Rebuilding earthquake damaged houses in Nepal Part 2
This is the second instalment of the story explaining how to improve the earthquake resistance of village houses in Nepal. To catch up on the first part of the story and understand the context so critical to the work PLEASE CLICK HERE.
Having developed the engineering details needed to strengthen the houses, the Program needed to be clear about what it would and would not provide to village families.
- The family would design the size, shape and number of storeys of their house. Discussions with villagers in September 2015 indicated many would build back on the exiting foundations and the house footprint would remain the same.
- The construction materials would primarily be stone, mud mortar and timber beams most of which has been recovered from the demolished buildings.
- The families would have to build the house and have to pay for most of the works.
- The Program would calculate, with the family, the amount of subsidy to be paid.
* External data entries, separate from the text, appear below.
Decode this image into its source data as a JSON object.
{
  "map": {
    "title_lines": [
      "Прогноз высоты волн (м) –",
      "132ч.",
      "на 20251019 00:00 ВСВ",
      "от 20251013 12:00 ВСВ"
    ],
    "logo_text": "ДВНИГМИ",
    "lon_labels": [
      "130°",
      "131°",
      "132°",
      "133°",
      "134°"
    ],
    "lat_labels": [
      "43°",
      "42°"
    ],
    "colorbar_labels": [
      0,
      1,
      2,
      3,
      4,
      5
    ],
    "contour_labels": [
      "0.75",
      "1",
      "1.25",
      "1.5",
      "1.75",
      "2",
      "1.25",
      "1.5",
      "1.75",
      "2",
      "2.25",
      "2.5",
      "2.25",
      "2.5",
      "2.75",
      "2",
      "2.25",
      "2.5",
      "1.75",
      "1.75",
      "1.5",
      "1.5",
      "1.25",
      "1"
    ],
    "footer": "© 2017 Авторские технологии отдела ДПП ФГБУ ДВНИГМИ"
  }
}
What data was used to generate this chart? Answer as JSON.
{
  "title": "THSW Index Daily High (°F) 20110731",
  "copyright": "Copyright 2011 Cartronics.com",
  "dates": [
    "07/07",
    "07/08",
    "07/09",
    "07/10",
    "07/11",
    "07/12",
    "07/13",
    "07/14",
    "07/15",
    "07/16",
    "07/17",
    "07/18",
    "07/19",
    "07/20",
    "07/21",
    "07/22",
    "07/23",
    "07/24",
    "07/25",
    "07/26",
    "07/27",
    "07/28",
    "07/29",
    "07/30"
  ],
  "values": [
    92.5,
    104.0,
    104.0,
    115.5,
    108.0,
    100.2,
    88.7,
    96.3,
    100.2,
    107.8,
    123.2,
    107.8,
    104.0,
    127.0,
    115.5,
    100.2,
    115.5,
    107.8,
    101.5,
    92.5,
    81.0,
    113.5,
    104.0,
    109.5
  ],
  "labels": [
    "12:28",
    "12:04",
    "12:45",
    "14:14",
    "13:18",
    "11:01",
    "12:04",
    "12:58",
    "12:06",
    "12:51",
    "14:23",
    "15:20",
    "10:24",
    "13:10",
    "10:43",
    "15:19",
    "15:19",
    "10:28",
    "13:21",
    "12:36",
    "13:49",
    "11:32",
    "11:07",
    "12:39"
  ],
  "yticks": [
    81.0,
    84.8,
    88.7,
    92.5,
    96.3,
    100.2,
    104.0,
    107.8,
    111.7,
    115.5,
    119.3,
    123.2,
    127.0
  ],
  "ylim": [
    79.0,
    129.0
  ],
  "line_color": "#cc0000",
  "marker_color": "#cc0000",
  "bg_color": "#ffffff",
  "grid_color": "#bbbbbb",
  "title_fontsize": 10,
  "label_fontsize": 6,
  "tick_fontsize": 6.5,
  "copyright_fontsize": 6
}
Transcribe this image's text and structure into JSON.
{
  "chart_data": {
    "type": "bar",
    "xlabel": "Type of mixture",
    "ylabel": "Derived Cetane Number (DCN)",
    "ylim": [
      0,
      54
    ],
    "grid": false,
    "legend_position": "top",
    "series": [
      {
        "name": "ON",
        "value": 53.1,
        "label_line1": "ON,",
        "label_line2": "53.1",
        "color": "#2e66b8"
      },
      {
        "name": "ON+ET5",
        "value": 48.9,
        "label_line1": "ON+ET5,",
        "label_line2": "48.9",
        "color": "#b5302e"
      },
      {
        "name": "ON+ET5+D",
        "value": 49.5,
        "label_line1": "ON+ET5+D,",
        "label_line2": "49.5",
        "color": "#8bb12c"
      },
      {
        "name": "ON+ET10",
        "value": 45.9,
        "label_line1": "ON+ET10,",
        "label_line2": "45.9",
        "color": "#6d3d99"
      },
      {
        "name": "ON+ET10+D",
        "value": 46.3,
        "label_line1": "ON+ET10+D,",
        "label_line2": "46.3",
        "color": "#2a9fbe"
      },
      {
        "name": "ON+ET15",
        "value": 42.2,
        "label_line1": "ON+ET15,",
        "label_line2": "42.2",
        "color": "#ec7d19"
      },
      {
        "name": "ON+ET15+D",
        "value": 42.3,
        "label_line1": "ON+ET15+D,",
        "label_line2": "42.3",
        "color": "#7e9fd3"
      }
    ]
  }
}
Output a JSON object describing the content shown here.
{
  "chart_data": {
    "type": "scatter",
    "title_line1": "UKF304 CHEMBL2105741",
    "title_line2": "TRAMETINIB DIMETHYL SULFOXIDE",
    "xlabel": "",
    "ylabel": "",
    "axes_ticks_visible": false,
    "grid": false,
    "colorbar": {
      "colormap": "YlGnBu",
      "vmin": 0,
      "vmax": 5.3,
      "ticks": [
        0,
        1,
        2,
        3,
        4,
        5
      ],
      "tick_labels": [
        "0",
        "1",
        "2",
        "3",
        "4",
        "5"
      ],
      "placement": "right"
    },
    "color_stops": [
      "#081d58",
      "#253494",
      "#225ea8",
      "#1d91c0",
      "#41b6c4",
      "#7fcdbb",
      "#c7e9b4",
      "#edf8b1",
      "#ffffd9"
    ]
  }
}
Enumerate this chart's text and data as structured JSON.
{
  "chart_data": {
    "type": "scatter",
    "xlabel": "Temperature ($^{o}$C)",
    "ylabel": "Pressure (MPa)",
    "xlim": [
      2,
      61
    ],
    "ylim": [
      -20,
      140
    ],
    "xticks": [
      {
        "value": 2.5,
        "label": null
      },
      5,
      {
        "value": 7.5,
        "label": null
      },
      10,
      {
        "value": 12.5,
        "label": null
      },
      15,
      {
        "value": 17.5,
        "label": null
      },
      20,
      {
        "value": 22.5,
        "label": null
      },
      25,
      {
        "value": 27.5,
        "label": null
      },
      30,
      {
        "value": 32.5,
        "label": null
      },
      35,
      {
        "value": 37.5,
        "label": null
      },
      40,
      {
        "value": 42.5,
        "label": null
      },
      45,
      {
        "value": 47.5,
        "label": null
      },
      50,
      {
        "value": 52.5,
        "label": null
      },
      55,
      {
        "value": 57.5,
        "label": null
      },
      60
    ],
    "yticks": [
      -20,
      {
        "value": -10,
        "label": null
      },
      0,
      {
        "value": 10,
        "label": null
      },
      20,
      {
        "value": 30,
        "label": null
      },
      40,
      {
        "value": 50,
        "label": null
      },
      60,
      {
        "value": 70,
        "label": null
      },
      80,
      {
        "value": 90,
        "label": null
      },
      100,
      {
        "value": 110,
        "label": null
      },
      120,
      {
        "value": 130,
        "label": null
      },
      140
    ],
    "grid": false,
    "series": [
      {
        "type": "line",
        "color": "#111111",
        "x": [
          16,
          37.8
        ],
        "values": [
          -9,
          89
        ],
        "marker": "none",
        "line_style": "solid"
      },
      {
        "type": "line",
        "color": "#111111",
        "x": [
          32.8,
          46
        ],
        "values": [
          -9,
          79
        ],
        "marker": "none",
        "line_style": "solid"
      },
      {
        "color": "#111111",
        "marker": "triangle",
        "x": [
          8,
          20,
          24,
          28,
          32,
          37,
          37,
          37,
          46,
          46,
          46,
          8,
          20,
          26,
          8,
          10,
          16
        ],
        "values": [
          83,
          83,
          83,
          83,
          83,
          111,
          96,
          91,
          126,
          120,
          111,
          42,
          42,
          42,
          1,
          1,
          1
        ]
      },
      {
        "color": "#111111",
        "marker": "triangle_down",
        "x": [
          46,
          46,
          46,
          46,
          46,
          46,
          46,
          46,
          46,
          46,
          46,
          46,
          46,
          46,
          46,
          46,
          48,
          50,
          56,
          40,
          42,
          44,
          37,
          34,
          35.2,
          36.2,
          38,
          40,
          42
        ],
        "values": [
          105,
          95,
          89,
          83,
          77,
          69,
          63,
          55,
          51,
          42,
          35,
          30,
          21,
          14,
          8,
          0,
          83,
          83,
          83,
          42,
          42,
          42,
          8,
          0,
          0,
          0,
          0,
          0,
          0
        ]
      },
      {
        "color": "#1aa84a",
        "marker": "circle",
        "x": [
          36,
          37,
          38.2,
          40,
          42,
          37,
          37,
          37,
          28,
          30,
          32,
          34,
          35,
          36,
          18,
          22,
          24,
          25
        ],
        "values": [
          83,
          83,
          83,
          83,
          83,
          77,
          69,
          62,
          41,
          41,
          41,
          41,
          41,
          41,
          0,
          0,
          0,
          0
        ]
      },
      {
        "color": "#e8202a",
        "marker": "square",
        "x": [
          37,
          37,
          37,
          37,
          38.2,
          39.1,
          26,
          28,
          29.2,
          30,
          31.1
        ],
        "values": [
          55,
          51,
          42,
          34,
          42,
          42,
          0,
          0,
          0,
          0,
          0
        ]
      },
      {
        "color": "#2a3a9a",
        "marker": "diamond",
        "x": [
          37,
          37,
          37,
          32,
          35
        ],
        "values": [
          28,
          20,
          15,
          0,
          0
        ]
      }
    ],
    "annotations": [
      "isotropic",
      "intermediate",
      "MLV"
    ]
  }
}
This would be based on calculations of the wall length, thickness, heights and the materials required.
- A contract between each family and the Program would specify the works needed, stages when payments would be made, the amount of each payment and the total amount to be paid.
- The Program would pay for the specific parts of the building works that strengthen the house.
- The Program would train construction team members to show them in detail how to make the strengthening works and leave adequate information about the process to enable the works to be built correctly.
- A subsidy to pay for those strengthening parts would be paid in stages as the work progressed to each family.
- Works would be checked to ensure the strengthening works had been properly installed and then the money paid to the family.
Part of the spread sheet that will be completed with each family. This notes the key dimensions of their new house and enables the immediate calculation of the costs involved.
The spread sheet calculates the quantities of materials needed for all the details of the stiffening layers and junctions for each specific house.
Finally a contract is printed that shows the subsidy to be paid to the family and stages when parts of the subsidy will be paid.